Other than that, nothing to object to your other two paragraphs. Very insightful and informative, that.
Actually, it seems to me like it's simply about what Bartle used to call "explorers". Just to summarize it (badly) for whoever didn't read the paper, basically he looked at what players are doing in a MUD and came up with 4 categories, by what a player's main activity and drive seems to be. (Bear in mind that all people do more than one thing, though not always to the same extent.)
- socializers: their primary goal is to interact with people, make friends, chat, etc
- achievers: the folks who play it for the high score and bragging rights, basically. They work dilligently at achieving the highest level, having the top tier equipment set, having the biggest castle if the game allows that, etc.
- explorers: the folks who like to discover where everything is, and how everything works. These folks, yes, get their jollies by reverse-engineering your game.
- killers: the folks who like to harass, annoy, and hopefully drive someone completely off your game. (I.e., perma-kill them off the game, hence the name.)
That's, of course, just one way to split players into categories. You also have crafters vs adventurers, twitch gamers vs strategists, roleplayers vs munchkins, etc, etc, etc. The fun part is that most are orthogonal too, so it's really a very multi-dimensional universe.
I guess, I can see how someone could end up a game designer if they're in the explorer category.
But personally, I'd have an even bigger... well, not "advice", but "request" really, to game designers: don't assume that everyone else is a clone of yourself. E.g., if you play to reverse-engineer a game, don't assume that every single player out there is wired _exactly_ the same as you are. It may seem obvious, but smarter people have built whole theories -- or rather, hypotheses -- on the assumption that everyone else is ticking exactly the same. (Plus, it's the stuff fanboy flamewars are made of.)
Aiming to not have your game suck is a noble goal, and you have my thanks and respect for that already. But, really, "sucking" is a very subjective thing. It just means that in that multidimensional space of player goals, aspirations, personalities, play-styles, etc, your personality falls far enough from the volume covered by the game. E.g., if the game caters mostly to achievers with twitch-reflexes, and you're an explorer/strategist type, you'll think it sucks.
So one way to make it suck less -- or rather, suck for less people -- is to make sure that more than one type of players can pursue their own path and goals through it. It'll never be possible, nor often desirable, to make _everyone_ happy, but it's often possible to enlarge the space covered quite a bit.

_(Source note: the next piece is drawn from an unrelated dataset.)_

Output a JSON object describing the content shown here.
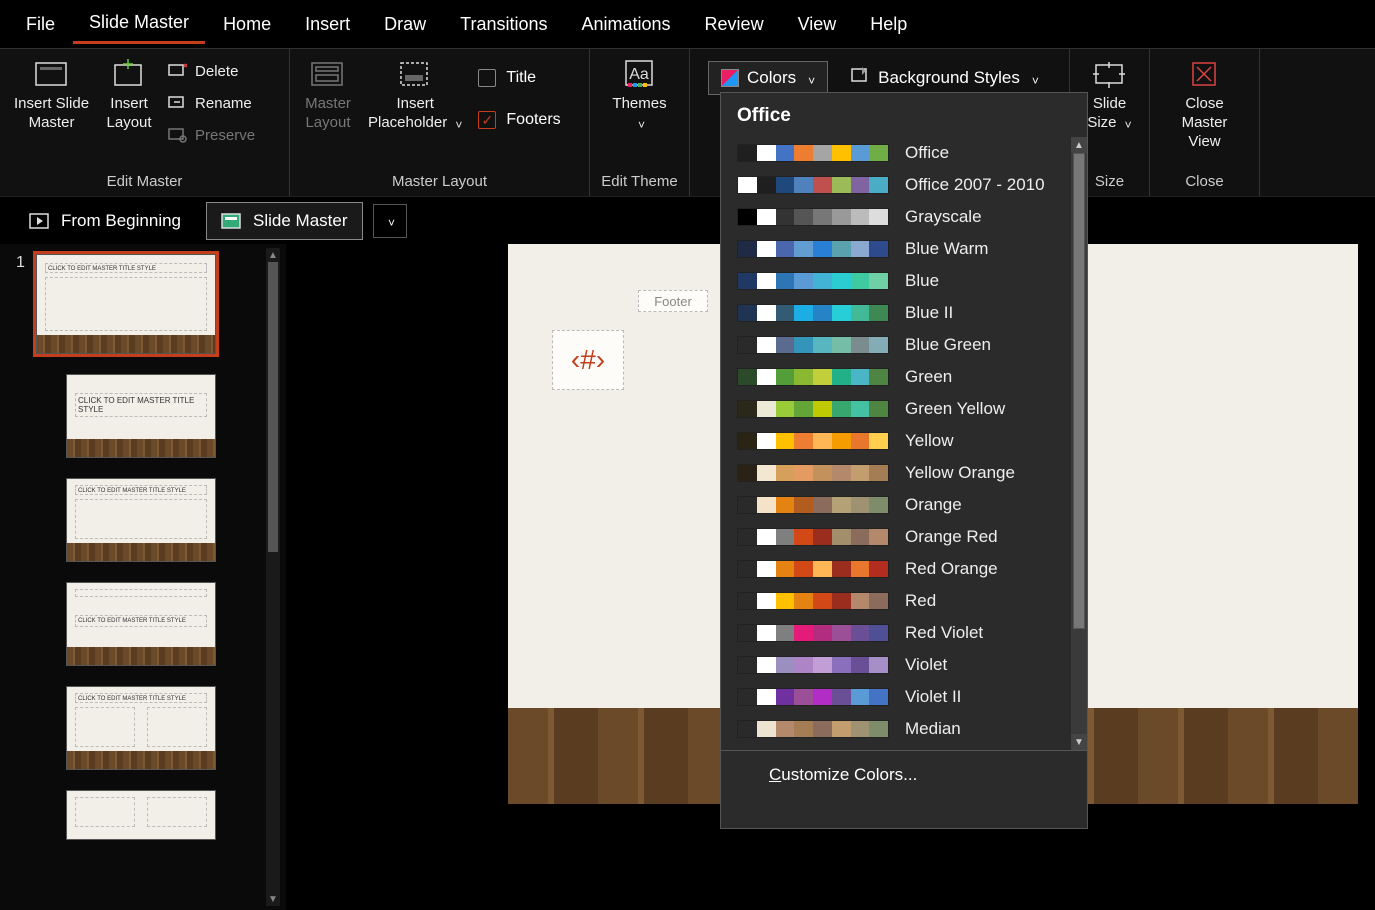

Also, please try to avoid intersections where you should be doing unions. A game where it's possible to play as, say, a diplomat _or_ a gunner, tends to cover the tastes of more people than a game where you have to be a diplomat _and_ a gunner. The first is a union of people sets, the latter is an intersection, and much smaller than either set at that. A lot of games ended up sucking for more people because they failed to understand that: when trying to cater to more than one audience, they ended up catering to the intersection instead of the union.